The self-organising map
is a method for unsupervised learning
, based on a grid of artificial neurons whose weights are adapted to match input vectors in a training set. It was first described by Teuvo Kohonen, and so is sometimes referred to as a Kohonen map
The SOM algorithm is fed with feature vectors, which can be of any dimension. In most applications, however, the number of dimensions will be high.
Output maps can also be made in different dimensions: 1-dimensional, 2-dimensional, etc., but most popular are 2D and 3D maps, for SOMs are mainly used for dimensionality reduction rather than expansion.
The algorithm is explained most easily in terms of a set of artificial neurons, each having its own physical location on the output map, which take part in a winner-take-all process (a competitive network) where a node with its weight vector closest to the vector of inputs is declared the winner and its weights are adjusted making them closer to the input vector.

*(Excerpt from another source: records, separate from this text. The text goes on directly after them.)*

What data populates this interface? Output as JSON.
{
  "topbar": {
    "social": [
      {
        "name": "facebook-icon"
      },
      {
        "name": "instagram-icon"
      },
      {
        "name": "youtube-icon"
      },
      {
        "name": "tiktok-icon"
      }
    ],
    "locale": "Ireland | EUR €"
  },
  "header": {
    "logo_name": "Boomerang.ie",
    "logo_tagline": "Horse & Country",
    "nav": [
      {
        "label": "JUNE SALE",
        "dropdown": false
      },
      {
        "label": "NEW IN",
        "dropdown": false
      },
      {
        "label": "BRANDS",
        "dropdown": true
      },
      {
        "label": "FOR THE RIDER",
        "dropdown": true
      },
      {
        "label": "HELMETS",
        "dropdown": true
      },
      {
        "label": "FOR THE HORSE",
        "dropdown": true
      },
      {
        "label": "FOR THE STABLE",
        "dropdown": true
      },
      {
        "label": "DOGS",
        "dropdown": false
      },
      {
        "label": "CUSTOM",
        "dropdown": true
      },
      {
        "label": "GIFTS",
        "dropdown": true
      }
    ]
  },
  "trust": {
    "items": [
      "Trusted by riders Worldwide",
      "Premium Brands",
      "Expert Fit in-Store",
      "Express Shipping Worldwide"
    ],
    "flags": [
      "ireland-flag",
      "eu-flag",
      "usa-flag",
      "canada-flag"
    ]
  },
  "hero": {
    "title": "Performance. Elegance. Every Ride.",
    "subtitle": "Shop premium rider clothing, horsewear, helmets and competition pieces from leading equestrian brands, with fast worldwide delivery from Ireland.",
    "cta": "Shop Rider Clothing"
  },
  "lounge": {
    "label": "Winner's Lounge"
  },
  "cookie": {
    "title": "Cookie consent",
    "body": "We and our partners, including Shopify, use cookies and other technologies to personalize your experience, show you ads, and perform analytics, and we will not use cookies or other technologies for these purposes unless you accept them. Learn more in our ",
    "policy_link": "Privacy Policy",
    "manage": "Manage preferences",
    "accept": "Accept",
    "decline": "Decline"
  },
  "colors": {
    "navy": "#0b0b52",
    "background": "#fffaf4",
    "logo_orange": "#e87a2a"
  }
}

Each node has a set of neighbours. When this node wins a competition, the neighbours' weights are also changed. They are not changed as much though. The further the neighbour is from the winner, the smaller its weight change.
This process is then repeated for each input vector, over and over, for a number (usually large) of cycles. Different inputs produce different winners.
The network winds up associating output nodes with groups or patterns in the input data set. If these patterns can be named, the names can be attached to the associated nodes in the trained net.
Like most artificial neural networks, the SOM has two modes of operation:
- During the training process a map is built, the neural network organises itself, using a competitive process. The network must be given a large number of input vectors, as much as possible representing the kind of vectors that are expected during the second phase (if any). Otherwise, all input vectors must be administered several times...
- During the mapping process a new input vector may quickly be given a location on the map, it is automatically classified or categorised. There will be one single winning neuron: the neuron whose weight vector lies closest to the input vector. (This can be simply determined by calculating the Euclidean distance between input vector an weight vector.)
A newer version of the self-organizing map is called the generative topographic map (GTM). The GTM was first presented in 1996
in a paper by Bishop, Svensen, and Williams. The GTM is a probabilistic version of SOM, which is provably convergent and does not require a shrinking neighborhood or a decreasing step size. The GTM is a generative model of data: the training data is assumed to arise by first probabilistically picking a point in a low-dimensional space, mapping the point to the observed high-dimensional input space (via a smooth function), then adding noise in the high-dimensional input space. The parameters of the low-dimensional probability distribution, the smooth map, and the noise in the high-dimensional input space are all learned from the training set by the Expectation-Maximization (EM) algorithm.